In summary, although a causal relation between the higher β content and loss of Ca²⁺-induced conformational change is not yet established, the altered structural state of the double mutant retains the ability to bind Ca²⁺ with high affinity but fails to transduce the free energy of ligand association into structural rearrangements. We speculate that in the intact BK_Ca channel, these mutations lock RCK1 domains in a conformation state unresponsive to ligand binding, thus hampering the propagation of conformational changes of ligand binding to the gating apparatus.

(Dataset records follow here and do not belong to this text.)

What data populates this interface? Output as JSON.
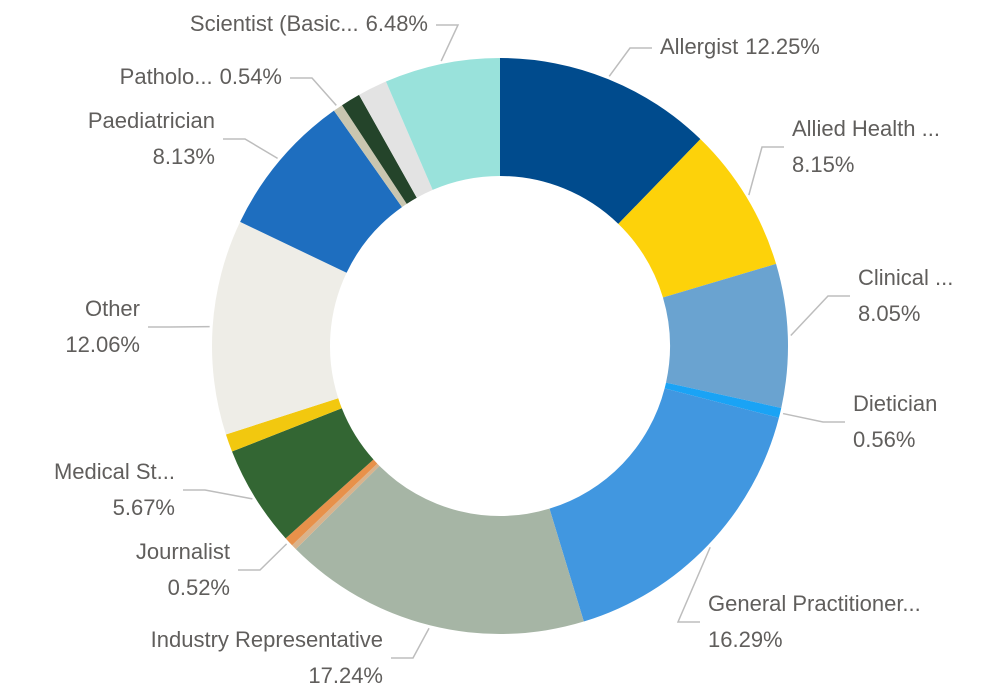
{
  "chart_data": {
    "type": "donut",
    "categories": [
      "Allergist",
      "Allied Health ...",
      "Clinical ...",
      "Dietician",
      "General Practitioner...",
      "Industry Representative",
      null,
      "Journalist",
      "Medical St...",
      null,
      "Other",
      "Paediatrician",
      "Patholo...",
      null,
      null,
      "Scientist (Basic..."
    ],
    "values": [
      12.25,
      8.15,
      8.05,
      0.56,
      16.29,
      17.24,
      0.3,
      0.52,
      5.67,
      1.0,
      12.06,
      8.13,
      0.54,
      1.1,
      1.66,
      6.48
    ],
    "value_labels": [
      "12.25%",
      "8.15%",
      "8.05%",
      "0.56%",
      "16.29%",
      "17.24%",
      null,
      "0.52%",
      "5.67%",
      null,
      "12.06%",
      "8.13%",
      "0.54%",
      null,
      null,
      "6.48%"
    ],
    "colors": [
      "#004b8d",
      "#fdd20a",
      "#6aa3d0",
      "#1aa3f5",
      "#4197e0",
      "#a6b5a5",
      "#d9b38c",
      "#e8914a",
      "#336633",
      "#f2c80f",
      "#eeede7",
      "#1e6ebf",
      "#c9c6b0",
      "#24442a",
      "#e3e3e3",
      "#99e2db"
    ]
  }
}
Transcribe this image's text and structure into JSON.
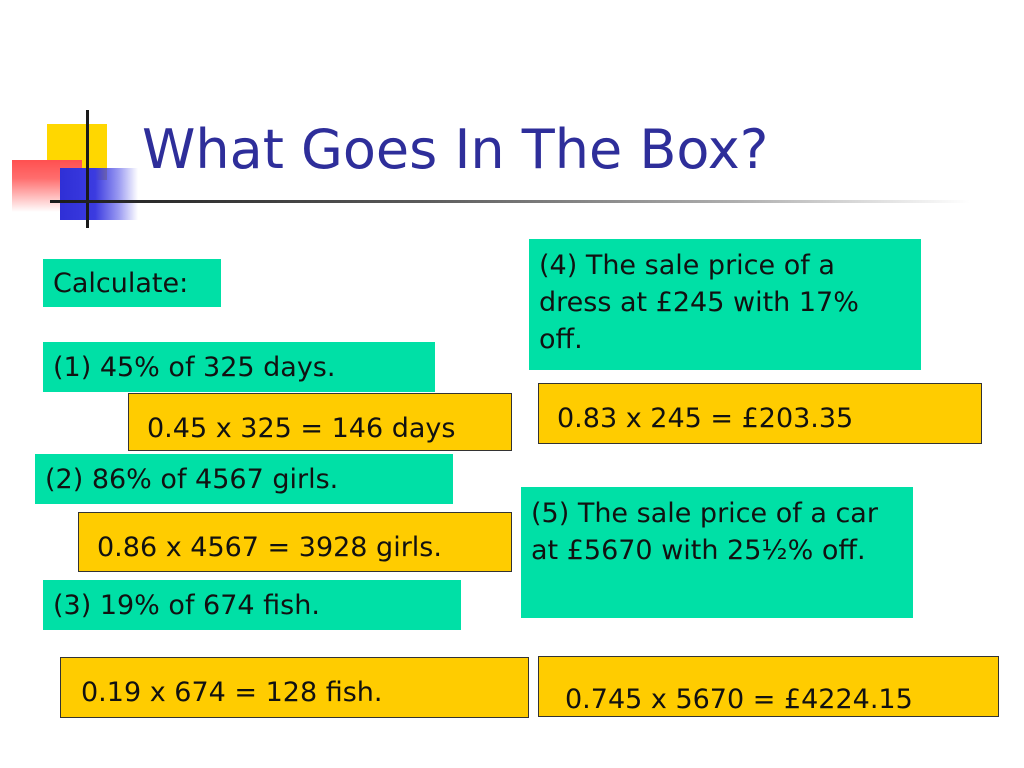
{
  "title": "What Goes In The Box?",
  "colors": {
    "title": "#2e2e9a",
    "question_box": "#00e0a6",
    "answer_box": "#ffcc00",
    "accent_yellow": "#ffd700",
    "accent_blue": "#2f2fd6",
    "accent_red": "#ff5050"
  },
  "instruction": "Calculate:",
  "questions": [
    "(1) 45% of 325 days.",
    "(2) 86% of 4567 girls.",
    "(3) 19% of 674 fish.",
    "(4) The sale price of a dress at £245 with 17% off.",
    "(5) The sale price of a car at £5670 with 25½%  off."
  ],
  "answers": [
    "0.45 x 325 = 146 days",
    "0.86 x 4567 = 3928 girls.",
    "0.19 x 674 = 128 fish.",
    "0.83 x 245 = £203.35",
    "0.745 x 5670 = £4224.15"
  ]
}
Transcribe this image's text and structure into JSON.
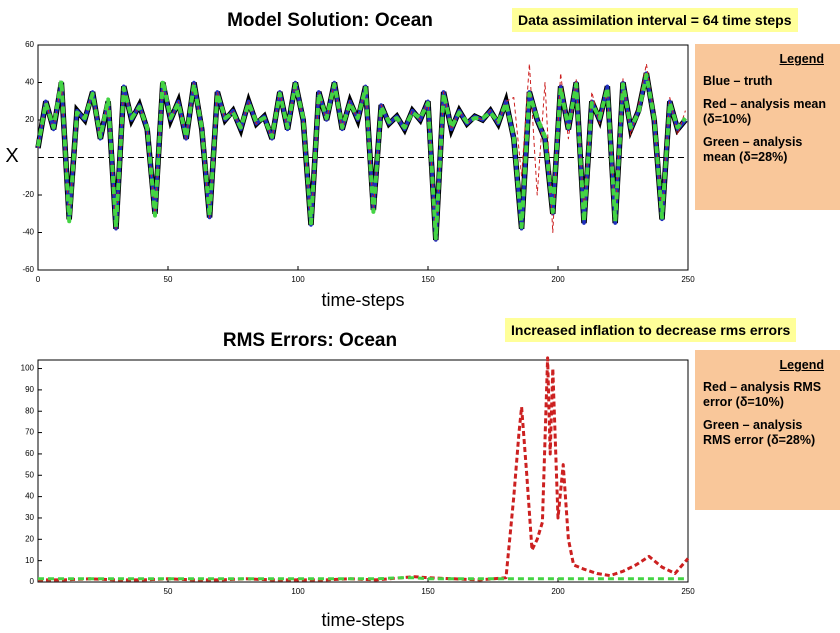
{
  "chart_data": [
    {
      "type": "line",
      "title": "Model Solution: Ocean",
      "annotation": "Data assimilation interval = 64 time steps",
      "xlabel": "time-steps",
      "ylabel": "X",
      "legend_title": "Legend",
      "xlim": [
        0,
        250
      ],
      "xticks": [
        0,
        50,
        100,
        150,
        200,
        250
      ],
      "ylim": [
        -60,
        60
      ],
      "yticks": [
        -60,
        -40,
        -20,
        20,
        40,
        60
      ],
      "hline": 0,
      "x": [
        0,
        3,
        6,
        9,
        12,
        15,
        18,
        21,
        24,
        27,
        30,
        33,
        36,
        39,
        42,
        45,
        48,
        51,
        54,
        57,
        60,
        63,
        66,
        69,
        72,
        75,
        78,
        81,
        84,
        87,
        90,
        93,
        96,
        99,
        102,
        105,
        108,
        111,
        114,
        117,
        120,
        123,
        126,
        129,
        132,
        135,
        138,
        141,
        144,
        147,
        150,
        153,
        156,
        159,
        162,
        165,
        168,
        171,
        174,
        177,
        180,
        183,
        186,
        189,
        192,
        195,
        198,
        201,
        204,
        207,
        210,
        213,
        216,
        219,
        222,
        225,
        228,
        231,
        234,
        237,
        240,
        243,
        246,
        249
      ],
      "series": [
        {
          "name": "Blue – truth",
          "color": "#1f2fbf",
          "values": [
            5,
            30,
            15,
            40,
            -33,
            25,
            20,
            35,
            10,
            30,
            -38,
            38,
            20,
            28,
            15,
            -30,
            40,
            20,
            30,
            10,
            40,
            15,
            -32,
            35,
            20,
            25,
            15,
            30,
            18,
            22,
            10,
            35,
            15,
            40,
            20,
            -36,
            35,
            20,
            40,
            15,
            30,
            20,
            38,
            -28,
            28,
            18,
            22,
            15,
            25,
            20,
            30,
            -44,
            35,
            15,
            25,
            18,
            22,
            20,
            25,
            18,
            30,
            10,
            -38,
            35,
            20,
            10,
            -30,
            38,
            15,
            40,
            -35,
            30,
            20,
            38,
            -35,
            40,
            15,
            25,
            45,
            20,
            -33,
            30,
            15,
            20
          ]
        },
        {
          "name": "Red – analysis mean (δ=10%)",
          "color": "#cc2020",
          "values": [
            5,
            30,
            15,
            40,
            -33,
            25,
            20,
            35,
            10,
            30,
            -38,
            38,
            20,
            28,
            15,
            -30,
            40,
            20,
            30,
            10,
            40,
            15,
            -32,
            35,
            20,
            25,
            15,
            30,
            18,
            22,
            10,
            35,
            15,
            40,
            20,
            -36,
            35,
            20,
            40,
            15,
            30,
            20,
            38,
            -28,
            28,
            18,
            22,
            15,
            25,
            20,
            30,
            -44,
            35,
            15,
            25,
            18,
            22,
            20,
            25,
            18,
            30,
            32,
            -10,
            50,
            -20,
            40,
            -40,
            45,
            10,
            42,
            -30,
            35,
            18,
            36,
            -32,
            42,
            12,
            28,
            50,
            22,
            -30,
            32,
            12,
            25
          ]
        },
        {
          "name": "Green – analysis mean (δ=28%)",
          "color": "#44d444",
          "values": [
            6,
            29,
            16,
            41,
            -34,
            24,
            21,
            34,
            11,
            31,
            -37,
            37,
            21,
            27,
            16,
            -31,
            41,
            21,
            29,
            11,
            39,
            16,
            -31,
            34,
            21,
            24,
            16,
            29,
            19,
            21,
            11,
            34,
            16,
            39,
            21,
            -35,
            34,
            21,
            39,
            16,
            29,
            21,
            37,
            -29,
            27,
            19,
            21,
            16,
            24,
            21,
            29,
            -43,
            34,
            16,
            24,
            19,
            21,
            21,
            24,
            19,
            29,
            11,
            -37,
            34,
            21,
            11,
            -29,
            37,
            16,
            39,
            -34,
            29,
            21,
            37,
            -34,
            39,
            16,
            24,
            44,
            21,
            -32,
            29,
            16,
            21
          ]
        }
      ]
    },
    {
      "type": "line",
      "title": "RMS Errors: Ocean",
      "annotation": "Increased inflation to decrease rms errors",
      "xlabel": "time-steps",
      "legend_title": "Legend",
      "xlim": [
        0,
        250
      ],
      "xticks": [
        50,
        100,
        150,
        200,
        250
      ],
      "ylim": [
        0,
        104
      ],
      "yticks": [
        0,
        10,
        20,
        30,
        40,
        50,
        60,
        70,
        80,
        90,
        100
      ],
      "x": [
        0,
        10,
        20,
        30,
        40,
        50,
        60,
        70,
        80,
        90,
        100,
        110,
        120,
        130,
        140,
        145,
        150,
        160,
        170,
        180,
        183,
        185,
        186,
        188,
        190,
        192,
        194,
        196,
        197,
        198,
        200,
        202,
        204,
        206,
        210,
        215,
        220,
        225,
        230,
        235,
        240,
        245,
        250
      ],
      "series": [
        {
          "name": "Red – analysis RMS error (δ=10%)",
          "color": "#cc2020",
          "values": [
            1,
            1,
            1.5,
            1,
            1,
            1.5,
            1,
            1,
            1.5,
            1,
            1,
            1,
            1.5,
            1,
            2,
            2.5,
            2,
            1.5,
            1,
            2,
            40,
            70,
            82,
            50,
            15,
            20,
            28,
            105,
            60,
            100,
            30,
            55,
            20,
            8,
            6,
            4,
            3,
            5,
            8,
            12,
            7,
            4,
            11
          ]
        },
        {
          "name": "Green – analysis RMS error (δ=28%)",
          "color": "#44d444",
          "values": [
            1.5,
            1.5,
            1.5,
            1.5,
            1.5,
            1.5,
            1.5,
            1.5,
            1.5,
            1.5,
            1.5,
            1.5,
            1.5,
            1.5,
            2,
            2,
            1.5,
            1.5,
            1.5,
            1.5,
            1.5,
            1.5,
            1.5,
            1.5,
            1.5,
            1.5,
            1.5,
            1.5,
            1.5,
            1.5,
            1.5,
            1.5,
            1.5,
            1.5,
            1.5,
            1.5,
            1.5,
            1.5,
            1.5,
            1.5,
            1.5,
            1.5,
            1.5
          ]
        }
      ]
    }
  ]
}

Both RCK1 and RCK2 are Ca²⁺ sensors with similar biophysical properties

Investigations of the Ca²⁺-dependent conformational changes of the purified BK_Ca RCK1 and RCK2 domains revealed that these two Ca²⁺ sensors exhibit a different Ca²⁺ affinity: RCK1 has less apparent affinity for Ca²⁺ (K_1/2 ≈ 1.5 µM) relative to the Ca²⁺ bowl in RCK2 (K_1/2 ≈ 0.4 µM) (Yusifov et al., 2008). In spite of this difference, the RCK1 and RCK2 domains share structural similarity (Wu et al., 2010; Yuan et al., 2010). Here, we report that the nature of Ca²⁺-induced conformational changes of the RCK1 domain are similar to those described for the purified RCK2 domain (Yusifov et al., 2008). Furthermore, the purified RCK2 domain (Fig. 8 A) also preferentially assembles into homomeric octamers in solution (Fig. 8, B and C), similar to RCK1 (Figs. 2, B and C, and 3). Thus, the RCK1 and RCK2 domains share functional and structural similarities.

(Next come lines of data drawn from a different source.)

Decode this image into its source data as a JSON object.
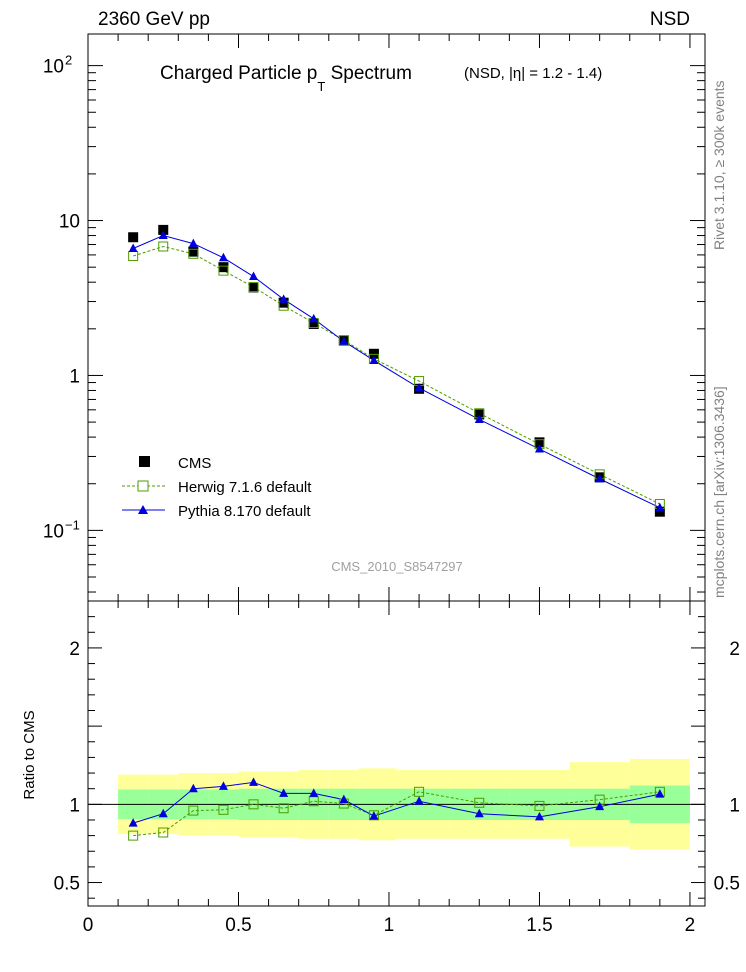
{
  "header": {
    "left": "2360 GeV pp",
    "right": "NSD"
  },
  "side_labels": {
    "top": "Rivet 3.1.10, ≥ 300k events",
    "bottom": "mcplots.cern.ch [arXiv:1306.3436]"
  },
  "watermark": "CMS_2010_S8547297",
  "chart_data": [
    {
      "panel": "main",
      "type": "scatter",
      "title": "Charged Particle p_T Spectrum (NSD, |η| = 1.2 - 1.4)",
      "title_main": "Charged Particle p",
      "title_sub": "T",
      "title_after": " Spectrum",
      "title_qualifier": "(NSD, |η| = 1.2 - 1.4)",
      "xlabel": "",
      "ylabel": "",
      "y_scale": "log",
      "xlim": [
        0,
        2.05
      ],
      "ylim": [
        0.035,
        160
      ],
      "y_ticks": [
        "10^-1",
        "1",
        "10",
        "10^2"
      ],
      "legend_position": "lower-left",
      "x": [
        0.15,
        0.25,
        0.35,
        0.45,
        0.55,
        0.65,
        0.75,
        0.85,
        0.95,
        1.1,
        1.3,
        1.5,
        1.7,
        1.9
      ],
      "series": [
        {
          "name": "CMS",
          "color": "#000000",
          "marker": "filled-square",
          "values": [
            7.8,
            8.7,
            6.3,
            5.0,
            3.7,
            2.95,
            2.15,
            1.68,
            1.38,
            0.82,
            0.56,
            0.37,
            0.22,
            0.132
          ],
          "band_inner": [
            0.095,
            0.095,
            0.095,
            0.095,
            0.1,
            0.1,
            0.1,
            0.1,
            0.1,
            0.1,
            0.1,
            0.1,
            0.1,
            0.12
          ],
          "band_outer": [
            0.19,
            0.19,
            0.2,
            0.2,
            0.21,
            0.21,
            0.22,
            0.22,
            0.23,
            0.22,
            0.22,
            0.22,
            0.27,
            0.29
          ]
        },
        {
          "name": "Herwig 7.1.6 default",
          "color": "#4d9b00",
          "marker": "open-square",
          "line": "dashed",
          "values": [
            5.9,
            6.8,
            6.1,
            4.75,
            3.72,
            2.82,
            2.18,
            1.69,
            1.28,
            0.92,
            0.57,
            0.36,
            0.23,
            0.148
          ]
        },
        {
          "name": "Pythia 8.170 default",
          "color": "#0000dd",
          "marker": "filled-triangle",
          "line": "solid",
          "values": [
            6.6,
            8.0,
            7.1,
            5.75,
            4.35,
            3.1,
            2.32,
            1.66,
            1.25,
            0.83,
            0.52,
            0.335,
            0.215,
            0.14
          ]
        }
      ]
    },
    {
      "panel": "ratio",
      "type": "scatter",
      "ylabel": "Ratio to CMS",
      "xlabel": "",
      "xlim": [
        0,
        2.05
      ],
      "ylim": [
        0.35,
        2.3
      ],
      "y_ticks": [
        "0.5",
        "1",
        "2"
      ],
      "x_ticks": [
        "0",
        "0.5",
        "1",
        "1.5",
        "2"
      ],
      "reference_line": 1,
      "x": [
        0.15,
        0.25,
        0.35,
        0.45,
        0.55,
        0.65,
        0.75,
        0.85,
        0.95,
        1.1,
        1.3,
        1.5,
        1.7,
        1.9
      ],
      "series": [
        {
          "name": "Herwig 7.1.6 default",
          "color": "#4d9b00",
          "values": [
            0.8,
            0.82,
            0.96,
            0.965,
            1.0,
            0.975,
            1.02,
            1.005,
            0.93,
            1.08,
            1.01,
            0.99,
            1.03,
            1.08
          ]
        },
        {
          "name": "Pythia 8.170 default",
          "color": "#0000dd",
          "values": [
            0.88,
            0.94,
            1.1,
            1.115,
            1.14,
            1.07,
            1.07,
            1.03,
            0.925,
            1.02,
            0.94,
            0.92,
            0.985,
            1.065
          ]
        }
      ]
    }
  ]
}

In summary, we have presented evidence that Ca²⁺-induced conformational rearrangements take place within the RCK1 region of the BK_Ca channel at physiologically relevant [Ca²⁺]. The Ca²⁺-dependent properties of this structure seem to correlate well with Ca²⁺-induced BK_Ca channel activation. The agreement between the Ca²⁺ dependence of conformational changes (apparent K_1/2 values obtained from CD and tryptophan fluorescence spectroscopy of ∼1.5 µM) with the values obtained from electrophysiological experiments (Bao et al., 2002; Xia et al., 2002; Sweet and Cox, 2008) supports this view. We have demonstrated that the D362/367A mutation, previously shown to impair high-affinity Ca²⁺ sensing (Xia et al., 2002), causes a structural change in the RCK1 domain, preventing Ca²⁺-dependent conformational rearrangements.